You touched on strokes and things like that. You know, of course, if you have a stroke, there’s a window there that they have to give you TPA to try to reverse the effect of the stroke.
Yeah, there’s a lot of ins and outs to that. So stroke, there are a couple of types. One’s a bleeding stroke, and one’s a non-bleeding stroke. That TPA stuff, I was around when they first started using it at GW 20-30 years ago. There are a lot of protocols out there about how much time you have before you can give the TPA or how long you wait. One thing you don’t want to do is give that anticlotting stuff to somebody who’s having a bleeding stroke. That’s one of the big things because you can make the bleeding worse. Usually, they want to do a CT scan to make sure there’s not a lot of blood there, and then there’s a window of time.
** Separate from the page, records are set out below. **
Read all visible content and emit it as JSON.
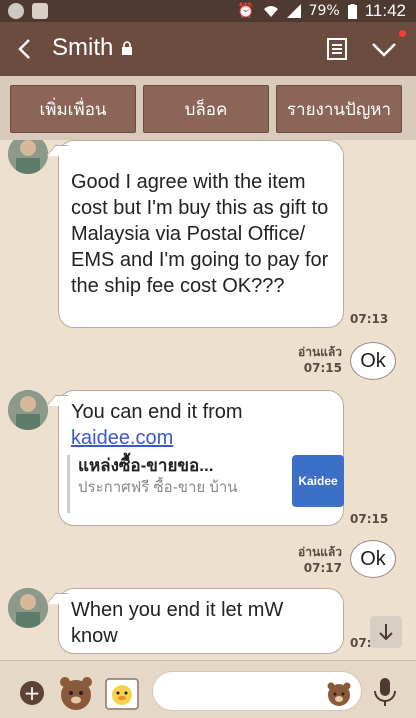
{
  "status_bar": {
    "battery": "79%",
    "time": "11:42",
    "icons": [
      "line-icon",
      "gallery-icon",
      "alarm-icon",
      "wifi-icon",
      "signal-icon",
      "battery-icon"
    ]
  },
  "header": {
    "title": "Smith",
    "icons": [
      "back-icon",
      "lock-icon",
      "note-icon",
      "chevron-down-icon"
    ]
  },
  "actions": {
    "add_friend": "เพิ่มเพื่อน",
    "block": "บล็อค",
    "report": "รายงานปัญหา"
  },
  "messages": {
    "m1": {
      "text": "Good I agree with the item cost but I'm buy this as gift to Malaysia via Postal Office/ EMS and I'm going to pay for the ship fee cost OK???",
      "time": "07:13"
    },
    "m2": {
      "text": "Ok",
      "read": "อ่านแล้ว",
      "time": "07:15"
    },
    "m3": {
      "text": "You can end it from",
      "link": "kaidee.com",
      "time": "07:15",
      "preview_title": "แหล่งซื้อ-ขายขอ...",
      "preview_desc": "ประกาศฟรี ซื้อ-ขาย บ้าน",
      "logo": "Kaidee"
    },
    "m4": {
      "text": "Ok",
      "read": "อ่านแล้ว",
      "time": "07:17"
    },
    "m5": {
      "text": "When you end it let mW know",
      "time": "07:18"
    }
  },
  "colors": {
    "header": "#6b4c3e",
    "status_bar": "#4e3a30",
    "action_button": "#8b6557",
    "chat_bg": "#ede0cf",
    "link": "#3a5acc",
    "kaidee_blue": "#3c6fc8"
  }
}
I went to a conference last winter, and they’re talking about increasing the window, maybe even up to 18 hours or even a day later, a lot longer than what we used to think. I used to think like an hour range, but now it might be in the day range. That’s the whole justification for the rapid transit systems like the Maryland Shock Trauma system that’s all over the country, trying to get people in quickly. So that’s one thing you can do is put the TPA or something like that directly in the vein. That helps. Or you can put that stuff inside a catheter and squirt it right into the clot if you know where the clot is, if you find the clot on the MRI scan or angiogram. Besides that, you can also put in these little corkscrew things that go into your catheter. You can actually corkscrew in and pull the clot out that way if you find a big one. Or you can go in with a snare, like a little snare you might use to catch a rabbit with. It’s a little wire loop. You can take that and sometimes you can wrap that around the clot and pull it out. It’s all about trying to get blood to reperfuse the brain. My analogy is if the sprinkler head goes out in the grass, you’re going to have a dead circle of grass. Same thing in the brain. If you fix that sprinkler head so the water, or blood in this case, can perfuse the brain, you’re going to have a lot fewer problems with the stroke. So, it’s evolving. The type of method is evolving: how you give it, how long you give it, how fast you give it.
Thank you all for listening. That ends this show. Now I’m going to zoom off.